Unizen is a fully compliant and the first CeDeFi exchange that combines the features of CEXs and DEXs to provide an intuitive experience for both retail and institutional investors. The ‘smart exchange ecosystem,’ powered by an all-in-one protocol, handles regulatory problems, offers low fees and faster transaction speeds, and makes it extremely easy for users to start trading.
By combining the features of Binance Smart Chain, Unizen has integrated CEXs, DEXs, and DeFi products into a single platform, allowing users to access any digital asset or transfer funds between exchanges without ever leaving the platform.
One of the most significant capabilities of Unizen is its unique ability to support CeFi and DeFi applications no matter what network they are operating on. Other features include AI-driven social trade sentiment, multi-asset yield staking, cross-chain trade aggregation algorithm, Binance shared liquidity, and DApp onboarding.
Dot.Finance is a DeFi aggregator for Polkadot that aims to provide investors a straightforward opportunity of generating yields on their idle crypto assets by automatically aggregating (compounding) their interest rates.
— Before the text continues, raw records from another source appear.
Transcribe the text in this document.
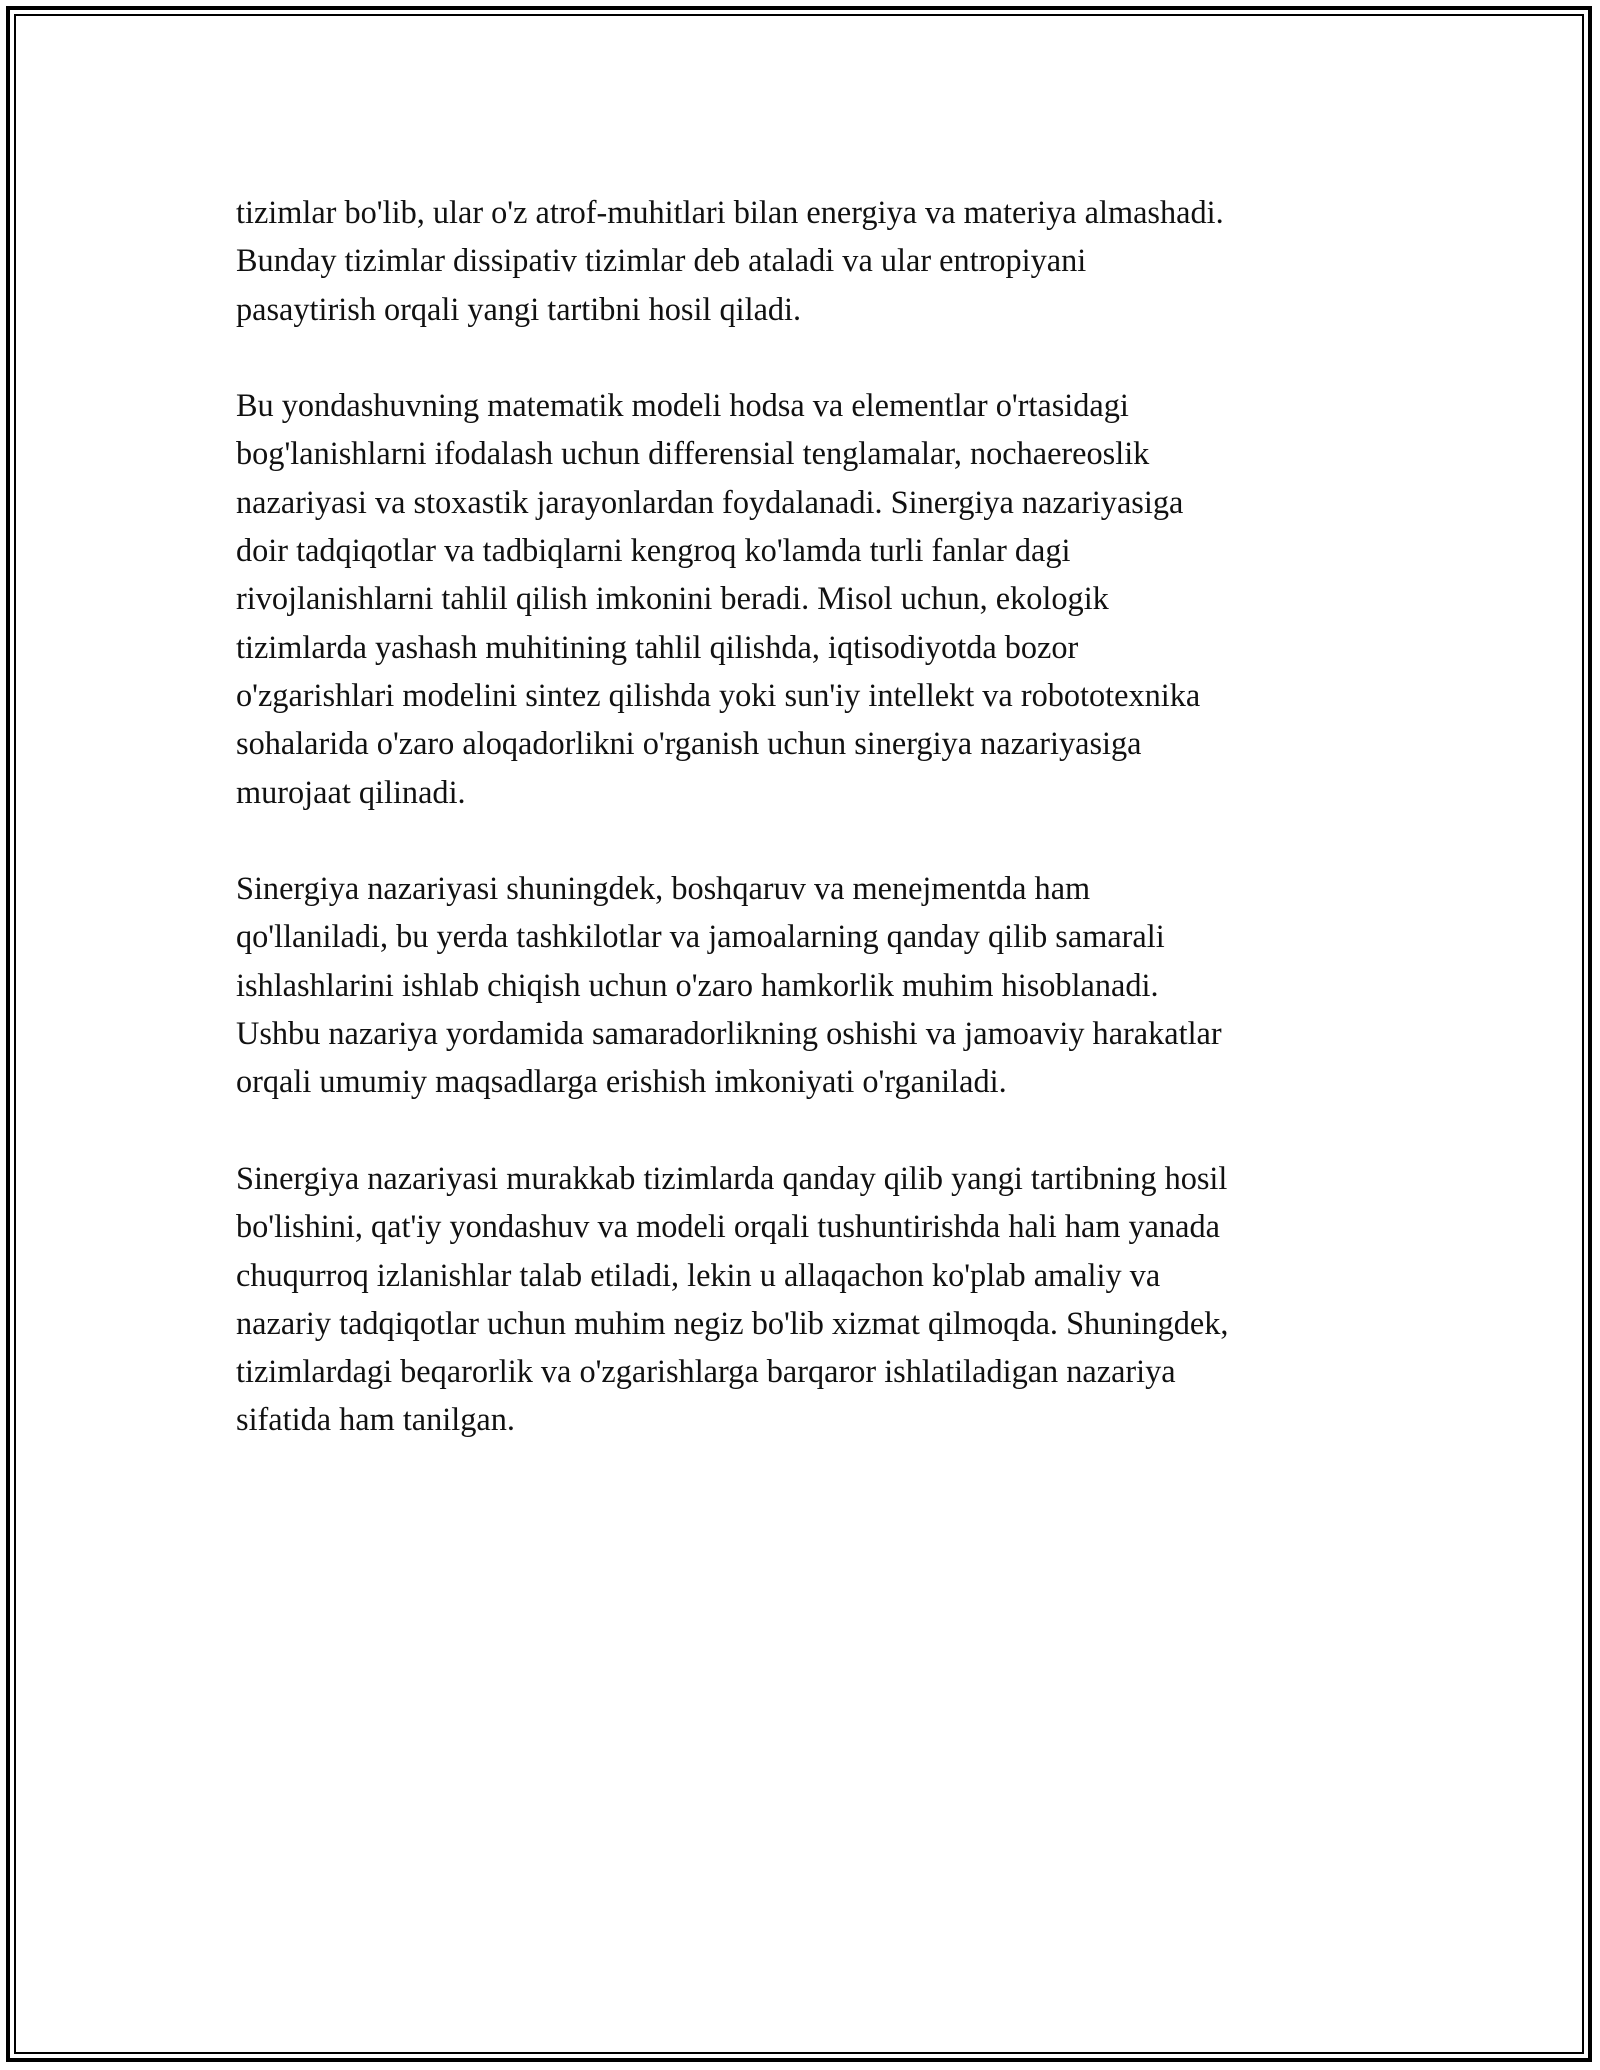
tizimlar bo'lib, ular o'z atrof-muhitlari bilan energiya va materiya almashadi.
Bunday tizimlar dissipativ tizimlar deb ataladi va ular entropiyani
pasaytirish orqali yangi tartibni hosil qiladi.
Bu yondashuvning matematik modeli hodsa va elementlar o'rtasidagi
bog'lanishlarni ifodalash uchun differensial tenglamalar, nochaereoslik
nazariyasi va stoxastik jarayonlardan foydalanadi. Sinergiya nazariyasiga
doir tadqiqotlar va tadbiqlarni kengroq ko'lamda turli fanlar dagi
rivojlanishlarni tahlil qilish imkonini beradi. Misol uchun, ekologik
tizimlarda yashash muhitining tahlil qilishda, iqtisodiyotda bozor
o'zgarishlari modelini sintez qilishda yoki sun'iy intellekt va robototexnika
sohalarida o'zaro aloqadorlikni o'rganish uchun sinergiya nazariyasiga
murojaat qilinadi.
Sinergiya nazariyasi shuningdek, boshqaruv va menejmentda ham
qo'llaniladi, bu yerda tashkilotlar va jamoalarning qanday qilib samarali
ishlashlarini ishlab chiqish uchun o'zaro hamkorlik muhim hisoblanadi.
Ushbu nazariya yordamida samaradorlikning oshishi va jamoaviy harakatlar
orqali umumiy maqsadlarga erishish imkoniyati o'rganiladi.
Sinergiya nazariyasi murakkab tizimlarda qanday qilib yangi tartibning hosil
bo'lishini, qat'iy yondashuv va modeli orqali tushuntirishda hali ham yanada
chuqurroq izlanishlar talab etiladi, lekin u allaqachon ko'plab amaliy va
nazariy tadqiqotlar uchun muhim negiz bo'lib xizmat qilmoqda. Shuningdek,
tizimlardagi beqarorlik va o'zgarishlarga barqaror ishlatiladigan nazariya
sifatida ham tanilgan.
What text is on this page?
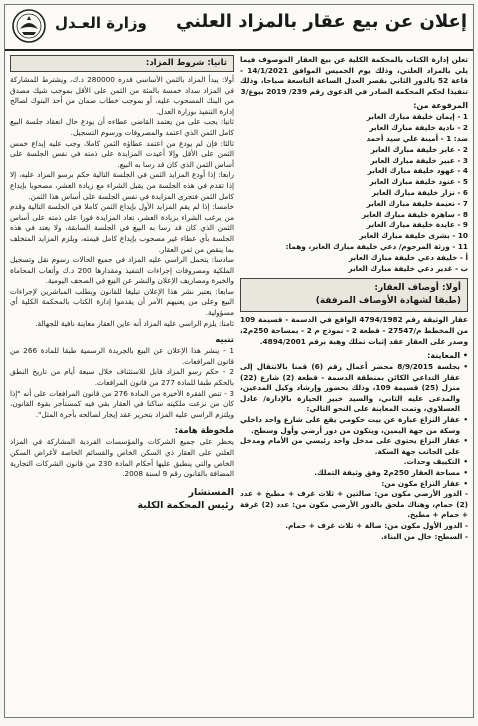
إعلان عن بيع عقار بالمزاد العلني
وزارة العـدل

تعلن إدارة الكتاب بالمحكمة الكلية عن بيع العقار الموصوف فيما يلي بالمزاد العلني، وذلك يوم الخميس الموافق 14/1/2021 - قاعة 52 بالدور الثاني بقصر العدل الساعة التاسعة صباحا، وذلك تنفيذا لحكم المحكمة الصادر في الدعوى رقم 239/ 2019 بيوع/3

المرفوعة من:
1 - إيمان خليفة مبارك العابر
2 - نادية خليفة مبارك العابر
ضد: 1 - أمينة علي سيد أحمد
2 - عابر خليفة مبارك العابر
3 - عبير خليفة مبارك العابر
4 - عهود خليفة مبارك العابر
5 - عنود خليفة مبارك العابر
6 - نزار خليفة مبارك العابر
7 - نعيمة خليفة مبارك العابر
8 - ساهرة خليفة مبارك العابر
9 - عايدة خليفة مبارك العابر
10 - بشرى خليفة مبارك العابر
11 - ورثة المرحوم/ دعي خليفة مبارك العابر، وهما:
أ - خليفة دعي خليفة مبارك العابر
ب - غدير دعي خليفة مبارك العابر
أولا: أوصاف العقار:
(طبقا لشهادة الأوصاف المرفقة)

عقار الوثيقة رقم 4794/1982 الواقع في الدسمة - قسيمة 109 من المخطط م/27547 - قطعة 2 - نموذج م 2 - بمساحة 250م2، وصدر على العقار عقد إثبات تملك وهبة برقم 4894/2001.

• المعاينة:

• بجلسة 8/9/2015 محضر أعمال رقم (6) قمنا بالانتقال إلى عقار التداعي الكائن بمنطقة الدسمة - قطعة (2) شارع (22) منزل (25) قسيمة 109، وذلك بحضور وإرشاد وكيل المدعين، والمدعى عليه الثاني، والسيد خبير الحيازة بالإدارة/ عادل العسلاوي، وتمت المعاينة على النحو التالي:

• عقار النزاع عبارة عن بيت حكومي يقع على شارع واحد داخلي وسكة من جهة اليمين، ويتكون من دور أرضي وأول وسطح.

• عقار النزاع يحتوي على مدخل واحد رئيسي من الأمام ومدخل على الجانب جهة السكة.

• التكييف وحدات.

• مساحة العقار 250م2 وفق وثيقة التملك.

• عقار النزاع مكون من:

- الدور الأرضي مكون من: صالتين + ثلاث غرف + مطبخ + عدد (2) حمام، وهناك ملحق بالدور الأرضي مكون من: عدد (2) غرفة + حمام + مطبخ.

- الدور الأول مكون من: صالة + ثلاث غرف + حمام.

- السطح: خال من البناء.

ثانيا: شروط المزاد:

أولا: يبدأ المزاد بالثمن الأساسي قدره 280000 د.ك، ويشترط للمشاركة في المزاد سداد خمسة بالمئة من الثمن على الأقل بموجب شيك مصدق من البنك المسحوب عليه، أو بموجب خطاب ضمان من أحد البنوك لصالح إدارة التنفيذ بوزارة العدل.

ثانيا: يجب على من يعتمد القاضي عطاءه أن يودع حال انعقاد جلسة البيع كامل الثمن الذي اعتمد والمصروفات ورسوم التسجيل.

ثالثا: فإن لم يودع من اعتمد عطاؤه الثمن كاملا، وجب عليه إيداع خمس الثمن على الأقل وإلا أعيدت المزايدة على ذمته في نفس الجلسة على أساس الثمن الذي كان قد رسا به البيع.

رابعا: إذا أودع المزايد الثمن في الجلسة التالية حكم برسو المزاد عليه، إلا إذا تقدم في هذه الجلسة من يقبل الشراء مع زيادة العشر، مصحوبا بإيداع كامل الثمن فتجرى المزايدة في نفس الجلسة على أساس هذا الثمن.

خامسا: إذا لم يقم المزايد الأول بإيداع الثمن كاملا في الجلسة التالية وقدم من يرغب الشراء بزيادة العشر، تعاد المزايدة فورا على ذمته على أساس الثمن الذي كان قد رسا به البيع في الجلسة السابقة، ولا يعتد في هذه الجلسة بأي عطاء غير مصحوب بإيداع كامل قيمته، ويلزم المزايد المتخلف بما ينقص من ثمن العقار.

سادسا: يتحمل الراسي عليه المزاد في جميع الحالات رسوم نقل وتسجيل الملكية ومصروفات إجراءات التنفيذ ومقدارها 200 د.ك وأتعاب المحاماة والخبرة ومصاريف الإعلان والنشر عن البيع في الصحف اليومية.

سابعا: يعتبر نشر هذا الإعلان تبليغا للقانون ويطلب المباشرين لإجراءات البيع وعلى من يعنيهم الأمر أن يقدموا إدارة الكتاب بالمحكمة الكلية أي مسؤولية.

ثامنا: يلزم الراسي عليه المزاد أنه عاين العقار معاينة نافية للجهالة.

تنبيه

1 - ينشر هذا الإعلان عن البيع بالجريدة الرسمية طبقا للمادة 266 من قانون المرافعات.

2 - حكم رسو المزاد قابل للاستئناف خلال سبعة أيام من تاريخ النطق بالحكم طبقا للمادة 277 من قانون المرافعات.

3 - تنص الفقرة الأخيرة من المادة 276 من قانون المرافعات على أنه "إذا كان من نزعت ملكيته ساكنا في العقار بقي فيه كمستأجر بقوة القانون، ويلتزم الراسي عليه المزاد بتحرير عقد إيجار لصالحه بأجرة المثل".

ملحوظة هامة:

يحظر على جميع الشركات والمؤسسات الفردية المشاركة في المزاد العلني على العقار ذي السكن الخاص والقسائم الخاصة لأغراض السكن الخاص والتي ينطبق عليها أحكام المادة 230 من قانون الشركات التجارية المضافة بالقانون رقم 9 لسنة 2008.

المستشار
رئيس المحكمة الكلية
The platform’s yield aggregator uses a sophisticated protocol to find the best investment opportunities, allowing users to find and execute profitable trades on the Polkadot network at a much faster rate.
In addition, Dot.Finance also leverages Binance Smart Chain’s DEX PancakeSwap to enhance the yield farming experience for its customers. Other notable features include an extremely intuitive user interface, fast trading speed, low gas costs, and automated compounding.
Following the recent grant funded by Polygon, Rocket Vault will be launching its new product, RocketX, a non-custodial global liquidity aggregator protocol this month, to help retail and institutional traders access the best available liquidity conditions.
Using Machine Learning (ML) and Artificial Intelligence (AI) algorithms, Rocket Vault devises vault strategies to maximize gains and minimize losses for its users while offering them high APYs. The platform is straightforward to use and aggregates up to 800 listed cryptocurrencies across CEXs and DEXs like OKEx, Binance, Bitfinex, Uniswap, PancakeSwap, and others.
The underlying algorithms identify the assets with the most upside potential and execute trades automatically while rebalancing customer digital asset holdings round-the-clock based on current market conditions.
The world’s first full aggregation protocol for crypto trading, OpenOcean, sources liquidity from DeFi and CeFi platforms while enabling cross-chain swaps. As of now, the platform offers its DeFi aggregation services for free while allowing users to connect up to 13 different wallets, including Trezor, Metamask, Ledger, and Wallet Connect. It currently supports Binance Smart Chain, Ethereum, Polygon, TRON, Avalanche and Ontology blockchains, with many more coming soon.
OpenOcean offers several customization options for gas costs, price tolerance, and other features that users can adjust according to their preferences. Not only does the platform aggregate swaps from significant exchanges like Uniswap, Curve, PancakeSwap, JustSwap, Kyber Network, and several others, but it also plans to expand into aggregating derivatives from both CeFi and DeFi, as well as lending and insurance products.
The Bottom Line
Amidst the growing number of cryptocurrency exchanges and decentralized platforms, the inherent complications of these exchanges, and the tightening noose of regulations, the concept of CeDeFi has emerged as a promising solution that can lower crypto’s entry barriers.
With liquidity aggregators like the ones mentioned above, both beginners and pro-level traders can now leverage the full potential of the entire crypto ecosystem, all without the need to shuffle between multiple exchanges to find the most promising opportunities.